World Bulletin / News Desk
The Cambodia Daily quoted Hun Sen as having given a speech at the opening of a Coca-Cola factory in Phnom Penh on Monday, which was also attended by the U.S ambassador to Cambodia, William Heidt.
In the speech, he referenced a spate of protests that erupted across the U.S. in the wake of Donald Trump’s presidential win last month.
He urged Heidt to “look at your country, not just talk about others,” adding that if what has been happening in the U.S. isn’t wrong, then the same should be said for Cambodia.
He also said the U.S. media has been downplaying the size of the protests, insisting: “It is not small.”
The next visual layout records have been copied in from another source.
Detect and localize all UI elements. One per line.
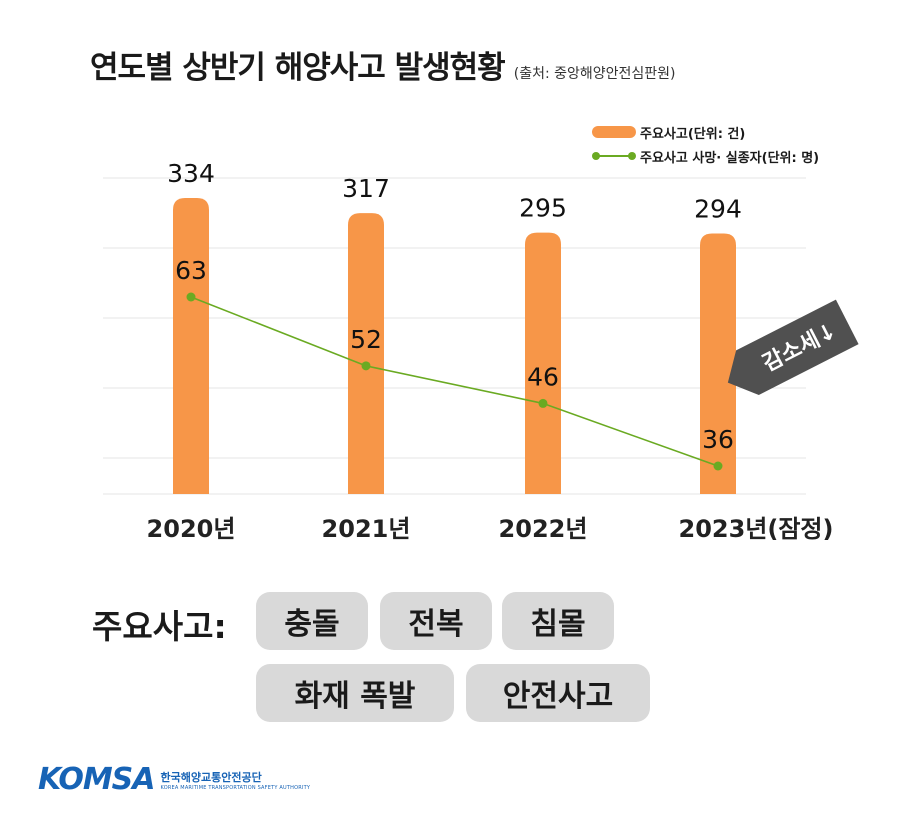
accident-pill: 화재 폭발 bbox=[256, 664, 454, 722]
legend: 주요사고(단위: 건) 주요사고 사망· 실종자(단위: 명) bbox=[592, 120, 819, 168]
line-point bbox=[361, 361, 371, 371]
logo-mark: KOMSA bbox=[38, 762, 156, 797]
accident-types-label: 주요사고: bbox=[92, 607, 227, 646]
x-tick-label: 2021년 bbox=[322, 515, 411, 543]
title-block: 연도별 상반기 해양사고 발생현황 (출처: 중앙해양안전심판원) bbox=[90, 42, 676, 87]
line-value-label: 46 bbox=[527, 362, 559, 391]
bar bbox=[525, 232, 561, 495]
line-value-label: 63 bbox=[175, 256, 207, 285]
legend-item-bar: 주요사고(단위: 건) bbox=[592, 120, 819, 144]
accident-pill: 전복 bbox=[380, 592, 492, 650]
chart-title: 연도별 상반기 해양사고 발생현황 bbox=[90, 50, 506, 86]
bar bbox=[173, 198, 209, 494]
accident-pill: 충돌 bbox=[256, 592, 368, 650]
komsa-logo: KOMSA 한국해양교통안전공단 KOREA MARITIME TRANSPOR… bbox=[38, 762, 310, 797]
legend-label-bar: 주요사고(단위: 건) bbox=[640, 126, 746, 142]
line-value-label: 36 bbox=[702, 425, 734, 454]
chart-canvas: 334 317 295 294 63 52 46 36 2020년 2021년 2022년 2023… bbox=[103, 159, 859, 543]
line-point bbox=[538, 398, 548, 408]
line-point bbox=[186, 292, 196, 302]
bar-value-label: 295 bbox=[519, 194, 567, 223]
bar-value-label: 334 bbox=[167, 159, 215, 188]
line-point bbox=[713, 461, 723, 471]
trend-badge-shape bbox=[727, 299, 859, 395]
legend-label-line: 주요사고 사망· 실종자(단위: 명) bbox=[640, 150, 820, 166]
bar bbox=[348, 213, 384, 495]
logo-name-en: KOREA MARITIME TRANSPORTATION SAFETY AUT… bbox=[160, 784, 311, 791]
bar bbox=[700, 233, 736, 494]
bar-swatch-icon bbox=[592, 126, 636, 138]
line-swatch-icon bbox=[592, 150, 636, 162]
bar-value-label: 317 bbox=[342, 174, 390, 203]
source-note: (출처: 중앙해양안전심판원) bbox=[513, 66, 676, 82]
x-tick-label: 2022년 bbox=[499, 515, 588, 543]
bar-value-label: 294 bbox=[694, 194, 742, 223]
accident-pill: 안전사고 bbox=[466, 664, 650, 722]
x-tick-label: 2020년 bbox=[147, 515, 236, 543]
legend-item-line: 주요사고 사망· 실종자(단위: 명) bbox=[592, 144, 819, 168]
accident-pill: 침몰 bbox=[502, 592, 614, 650]
x-tick-label: 2023년(잠정) bbox=[679, 515, 834, 543]
trend-badge: 감소세↓ bbox=[727, 299, 859, 395]
line-series bbox=[190, 296, 719, 467]
line-value-label: 52 bbox=[350, 325, 382, 354]
logo-name-ko: 한국해양교통안전공단 bbox=[160, 770, 262, 784]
In February, the Phnom Penh Post quoted U.S. Embassy spokesman Jay Raman as saying that the U.S. wanted the Cambodian government to ensure that “no one is threatened, punished, or harmed in Cambodia” if an anti-Hun Sen rally took place in California at that time.
A bill put before the U.S. House of Representatives in May by Congressman Alan Lowenthal referenced a violent crackdown on protesting garment workers in Cambodia in 2014, as well as a number of other recent violent episodes that included the beating of two opposition lawmakers during a protest last year.
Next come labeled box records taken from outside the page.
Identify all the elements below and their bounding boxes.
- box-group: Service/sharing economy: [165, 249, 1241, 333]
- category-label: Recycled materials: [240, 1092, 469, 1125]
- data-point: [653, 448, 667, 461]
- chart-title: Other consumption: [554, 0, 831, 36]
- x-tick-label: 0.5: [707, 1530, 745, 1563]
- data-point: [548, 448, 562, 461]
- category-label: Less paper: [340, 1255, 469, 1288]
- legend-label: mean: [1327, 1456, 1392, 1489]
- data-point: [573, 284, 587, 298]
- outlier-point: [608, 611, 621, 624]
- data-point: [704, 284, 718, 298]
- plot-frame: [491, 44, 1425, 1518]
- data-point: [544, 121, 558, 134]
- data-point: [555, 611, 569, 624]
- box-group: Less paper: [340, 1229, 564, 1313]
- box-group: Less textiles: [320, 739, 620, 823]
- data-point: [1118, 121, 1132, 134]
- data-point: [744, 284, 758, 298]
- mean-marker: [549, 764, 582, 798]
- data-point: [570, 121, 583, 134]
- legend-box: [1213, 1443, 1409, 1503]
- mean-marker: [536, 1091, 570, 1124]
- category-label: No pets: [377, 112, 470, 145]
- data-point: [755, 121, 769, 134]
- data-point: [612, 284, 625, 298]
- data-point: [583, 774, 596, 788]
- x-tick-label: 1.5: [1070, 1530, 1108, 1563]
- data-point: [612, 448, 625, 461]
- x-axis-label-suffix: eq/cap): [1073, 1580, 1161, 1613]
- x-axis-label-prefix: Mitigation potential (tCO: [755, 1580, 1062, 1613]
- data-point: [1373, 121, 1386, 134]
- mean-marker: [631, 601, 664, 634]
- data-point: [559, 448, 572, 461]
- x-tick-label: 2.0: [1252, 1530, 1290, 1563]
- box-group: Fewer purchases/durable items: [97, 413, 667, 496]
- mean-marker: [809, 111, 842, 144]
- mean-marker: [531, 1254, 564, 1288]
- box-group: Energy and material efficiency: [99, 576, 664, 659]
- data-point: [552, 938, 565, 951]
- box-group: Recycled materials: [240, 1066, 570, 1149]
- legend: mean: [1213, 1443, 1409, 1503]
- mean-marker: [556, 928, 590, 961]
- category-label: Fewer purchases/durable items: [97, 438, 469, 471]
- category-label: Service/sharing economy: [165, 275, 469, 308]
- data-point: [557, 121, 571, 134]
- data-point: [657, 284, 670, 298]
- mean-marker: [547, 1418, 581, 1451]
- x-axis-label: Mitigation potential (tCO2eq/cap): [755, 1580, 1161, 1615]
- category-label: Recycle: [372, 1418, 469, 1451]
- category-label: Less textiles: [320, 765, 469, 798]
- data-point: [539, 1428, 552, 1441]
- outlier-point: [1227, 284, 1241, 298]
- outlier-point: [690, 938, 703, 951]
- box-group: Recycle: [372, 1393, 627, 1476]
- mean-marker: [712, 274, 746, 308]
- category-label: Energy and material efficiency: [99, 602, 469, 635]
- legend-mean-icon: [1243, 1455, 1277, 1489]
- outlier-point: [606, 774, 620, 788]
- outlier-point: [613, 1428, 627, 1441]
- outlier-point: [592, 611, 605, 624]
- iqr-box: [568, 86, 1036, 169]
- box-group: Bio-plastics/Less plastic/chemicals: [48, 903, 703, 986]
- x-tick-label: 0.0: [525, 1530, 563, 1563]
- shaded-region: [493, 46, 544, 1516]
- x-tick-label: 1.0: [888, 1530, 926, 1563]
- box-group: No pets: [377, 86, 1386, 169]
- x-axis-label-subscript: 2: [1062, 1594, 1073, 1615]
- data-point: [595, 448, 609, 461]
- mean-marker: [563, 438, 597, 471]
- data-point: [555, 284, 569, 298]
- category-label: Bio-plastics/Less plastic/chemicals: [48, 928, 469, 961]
That bill called on the Cambodian government “to respect freedom of the press and the rights of its citizens to freely assemble, protest, and speak out against the government”.
Hun Sen’s comments also come a few days after the press office of the Council of Ministers released a video, titled Samdech Hun Sen Deals a Strong Blow to the United States of America and European Countries Surrounding the Color Revolution and the Middle East Wars, which opens with the intro music from John Lennon’s Imagine.
In it, Hun Sen says in a taped speech that “electoral propaganda in the U.S. could be something to study” and that “foreign friends involved in the Middle East… should not be embarrassed and be prepared to take responsibility” for issues that have erupted in the region.
“I do not meddle in the affairs of America,” he added.